Like those pesky Northerners…

The game itself is a hybrid of Mass Effect and Bloodborne, or at least, that’s what it wants to be. In terms of its wish to clone the adventure and world-building of Mass Effect, Vampyr does well. That’s in part due to Dontnod’s obvious ability to create likeable and deep characters, but also in part to what is, without a doubt, the game’s strongest feature – consequence.

You see, as a vampire, you need blood to evolve, and to heal. The lore of vampires in the game follows popular culture’s understanding of the fictional blood-slupers to a degree, but there are some changes. Yes, sunlight is deadly, but so is fire and any number of other threats. Vampires, called “Ekon” in their native tongue, are capable of various super power-like feats, but you don’t really need blood in order to actually live. Instead, you have to feed on people to build EXP, which is used to evolve and raise your level.

Sounds simple, right? Well, it’s not.


The people you can gain the most experience from are the very people you’ll meet along your journey. These are the people that live in each district, and include quest givers, NPCs with whole swathes of story, and every single person you encounter has a very believable, and three-dimensional personality and back story. Even characters you meet who are obviously far from nice individuals have their own past that quickly makes them more complex than simple thugs.

The problem? Feed on these characters, and they’ll, unsurprisingly, die. Sure, you’ll gain a massive EXP boost, and your life will be made much easier, but you’ll not only face the moral weight of killing your target, but their death can greatly affect the story. The more people that die, means the district they live in will suffer and become more dangerous, and more filled with monsters. You’ll also possibly miss out on whole sections of the game that could have opened up if that same person had lived. What’s more, to improve the quality of their blood, and in turn increase the EXP they give, you need to learn about them. This means that by the time you get them to primo-blood quality levels, you’ll know them pretty well, and probably won’t want to be the monster you need to be to feed on them.

The kind of monster with a fantastic beard.

This presents a very unique and challenging gameplay mechanic. Do you take all the care in the world to be a pacifist vampire, and face a very difficult struggle where you’ll often find yourself severely under-levelled when going up against bosses and other foes? Or, do you look after number one, feed on the populace, and make your upcoming challenges easier, but end up with a city overrun by creatures and miss out on what those same people could have brought to the game?

This is a dilemma Dontnod clearly wanted players to face, and it works very well. Yes, you can level up without feeding on people, and defeating enemies and completing quests yields experience, just nowhere near the amount you’d get if you gave in to your bloodlust, and you’ll end up as only a fraction of the powerful being you could become if you abstain.

To add to this, as a doctor, Reid also has to blend in with society by doing his job, and you have to help people with their problems, health or otherwise.
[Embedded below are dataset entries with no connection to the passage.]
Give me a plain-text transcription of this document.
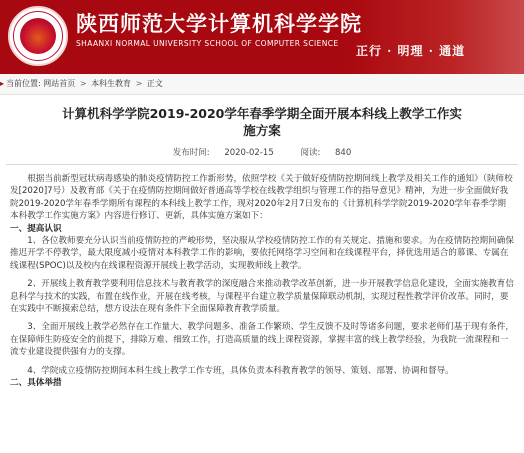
陕西师范大学计算机科学学院
SHAANXI NORMAL UNIVERSITY SCHOOL OF COMPUTER SCIENCE
正行 · 明理 · 通道
▸ 当前位置: 网站首页 > 本科生教育 > 正文
计算机科学学院2019-2020学年春季学期全面开展本科线上教学工作实施方案
发布时间: 2020-02-15	阅读: 840

根据当前新型冠状病毒感染的肺炎疫情防控工作新形势，依照学校《关于做好疫情防控期间线上教学及相关工作的通知》（陕师校发[2020]7号）及教育部《关于在疫情防控期间做好普通高等学校在线教学组织与管理工作的指导意见》精神，为进一步全面做好我院2019-2020学年春季学期所有课程的本科线上教学工作，现对2020年2月7日发布的《计算机科学学院2019-2020学年春季学期本科教学工作实施方案》内容进行修订、更新，具体实施方案如下：

一、提高认识

1、各位教师要充分认识当前疫情防控的严峻形势，坚决服从学校疫情防控工作的有关规定、措施和要求。为在疫情防控期间确保推迟开学不停教学，最大限度减小疫情对本科教学工作的影响，要依托网络学习空间和在线课程平台，择优选用适合的慕课、专属在线课程(SPOC)以及校内在线课程资源开展线上教学活动，实现教师线上教学。

2、开展线上教育教学要利用信息技术与教育教学的深度融合来推动教学改革创新，进一步开展教学信息化建设，全面实施教育信息科学与技术的实践，布置在线作业，开展在线考核，与课程平台建立教学质量保障联动机制，实现过程性教学评价改革。同时，要在实践中不断摸索总结，想方设法在现有条件下全面保障教育教学质量。

3、全面开展线上教学必然存在工作量大、教学问题多、准备工作繁琐、学生反馈不及时等诸多问题，要求老师们基于现有条件，在保障师生防疫安全的前提下，排除万难、细致工作，打造高质量的线上课程资源，掌握丰富的线上教学经验，为我院一流课程和一流专业建设提供强有力的支撑。

4、学院成立疫情防控期间本科生线上教学工作专班，具体负责本科教育教学的领导、策划、部署、协调和督导。

二、具体举措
If too many people in a district become ill, the overall safety rating of a district will dip, and the area will become more dangerous. Keep people in good health, and London will be much more friendly.

Well, as friendly as early 20th century London can be.

It’s all impressive, and makes for a distinctly new and interesting mechanic, and it’s something I feel more developers will no doubt play with. Sadly, the game does let itself down in a couple of key areas.

The most noticeable of these is combat, of which there’s a lot. Clearly moulded on Bloodborne, with both melee and range attacks, quick dodges, and a very tactical, yet fast fighting style, the feel here just isn’t good. Control is laggy and unresponsive, character movement is stilted, and enemy grabs are often unavoidable and cheap. The end result is a nasty combat mechanic that just doesn’t work well, and damages the game as a whole.

That being said, cheap unavoidable grabs are a very vampire thing…

I also found myself drifting quite a lot in terms of being gripped by the narrative. Although well-written, with a genuine sense of style and respect for the subject matter, I often found proceedings just dull and longed for something more elaborate and engaging. As it stands, the story is very low key. A good comparison I’d have to make, is like comparing the Avengers movies with Marvel’s Netflix series. Whilst the former is full of epic moments and wide-arching stories and larger than life characters, the TV series are more down to Earth, with smaller, less threatening plots, and a more grounded, day-to-day approach to super heroes.

Vampyr is the Netflix TV show of vampire stories, with a slower, less bombastic story, and decent, but not flamboyant characters. For that, look for the likes of Castlevania, Vampire Bloodlines, Legacy of Kain, et al.

Vampyr does deliver a good slice of vampire RPG and adventure, and if not for the tepid combat, it would be a very good game. As it stands, however, with combat being as it is, the promising focus on social sacrifice and blending of supernatural elements into 1918 London is a flawed experience.


  • Excellent social elements blending with morality
  • Impressive recreation of a period London
  • Deep characters that soon become likeable and more than shallow NPCs


  • Poor combat
  • Middling voice acting
  • Too many troughs in the story


Vampyr is a game that, on paper, sounds amazing, and focusing on character and personality over action is something Dontnod has mastered. Bridging the two, however, proved to be a little ambitious, and what we have is a great adventure tied to mediocre-to-poor action. As a story and adventure, Vampyr succeeds, but as a combat title aping the Souls series, it's a failure.